Using single-cell genomics, mathematical and computational modelling to examine host-parasite interactions in experimental malaria

Associate Professor Ashraful Haque, QIMR Berghofer Medical Research Institute, Brisbane, Australia

This seminar will explore host-parasite interactions during blood-stage Plasmodium infection in mice, both from the parasite's and the host's perspective. Disease severity in malaria often correlates with an estimate of the number of parasites in the body.  Thus reducing parasite load is a prime method for ameliorating or preventing disease.  Using in vivo and mathematical modelling, we explored the role of host-mediated clearance of parasitised red blood cells in control of infection, and found this phenomenon to play only a minor role in comparison with effects on parasite maturation and replication. Secondly, given that CD4+ T cells are crucial for antibody-mediated immunity to malaria, we have used single-cell transcriptomics and computational modelling to examine how naive T cells "choose" between T helper fates in a mouse model of infection. We found that CD4+ T cells passed through an intermediate, uncommitted state which was open to T-cell extrinsic, chemokine signals that encouraged either a Th1 or Tfh fate.

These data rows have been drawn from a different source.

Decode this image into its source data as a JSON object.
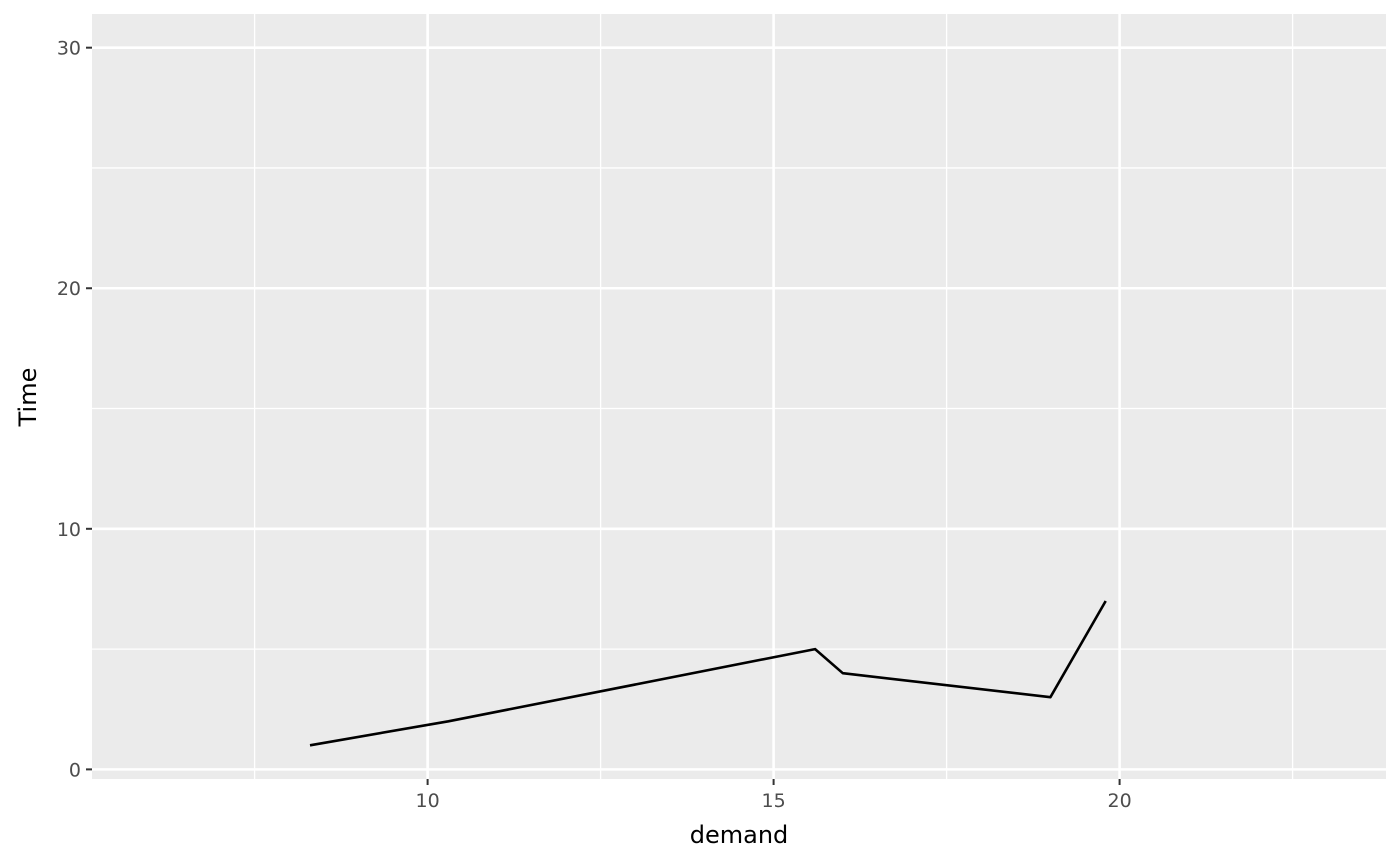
{
  "chart_data": {
    "type": "line",
    "title": "",
    "xlabel": "demand",
    "ylabel": "Time",
    "x": [
      8.3,
      10.3,
      15.6,
      16.0,
      19.0,
      19.8
    ],
    "y": [
      1,
      2,
      5,
      4,
      3,
      7
    ],
    "xlim": [
      5.15,
      23.85
    ],
    "ylim": [
      -0.4,
      31.4
    ],
    "x_ticks": [
      10,
      15,
      20
    ],
    "x_tick_labels": [
      "10",
      "15",
      "20"
    ],
    "x_minor_ticks": [
      7.5,
      12.5,
      17.5,
      22.5
    ],
    "y_ticks": [
      0,
      10,
      20,
      30
    ],
    "y_tick_labels": [
      "0",
      "10",
      "20",
      "30"
    ],
    "y_minor_ticks": [
      5,
      15,
      25
    ],
    "grid": true,
    "colors": {
      "panel": "#ebebeb",
      "grid": "#ffffff",
      "line": "#000000",
      "tick": "#333333"
    }
  }
}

Ashraful Haque completed his BA(Hons) in Natural Sciences at Cambridge University, UK (1997), followed by a PhD (2002) in microbial biochemistry with Prof. Gordon Dougan FRS at Imperial College, London. After a first post-doctoral research position at the London School of Hygiene & Tropical Medicine, where he examined host immune responses during bacterial infection, he moved to QIMR Berghofer in Brisbane, Australia, in 2006, to study T cell responses during parasitic infection. He has been funded by a Career Development Fellowship and Project Grants from the Australian National Health & Medical Research Council (NHMRC) and the Australian Research Council (ARC) to examine host immune responses during malaria.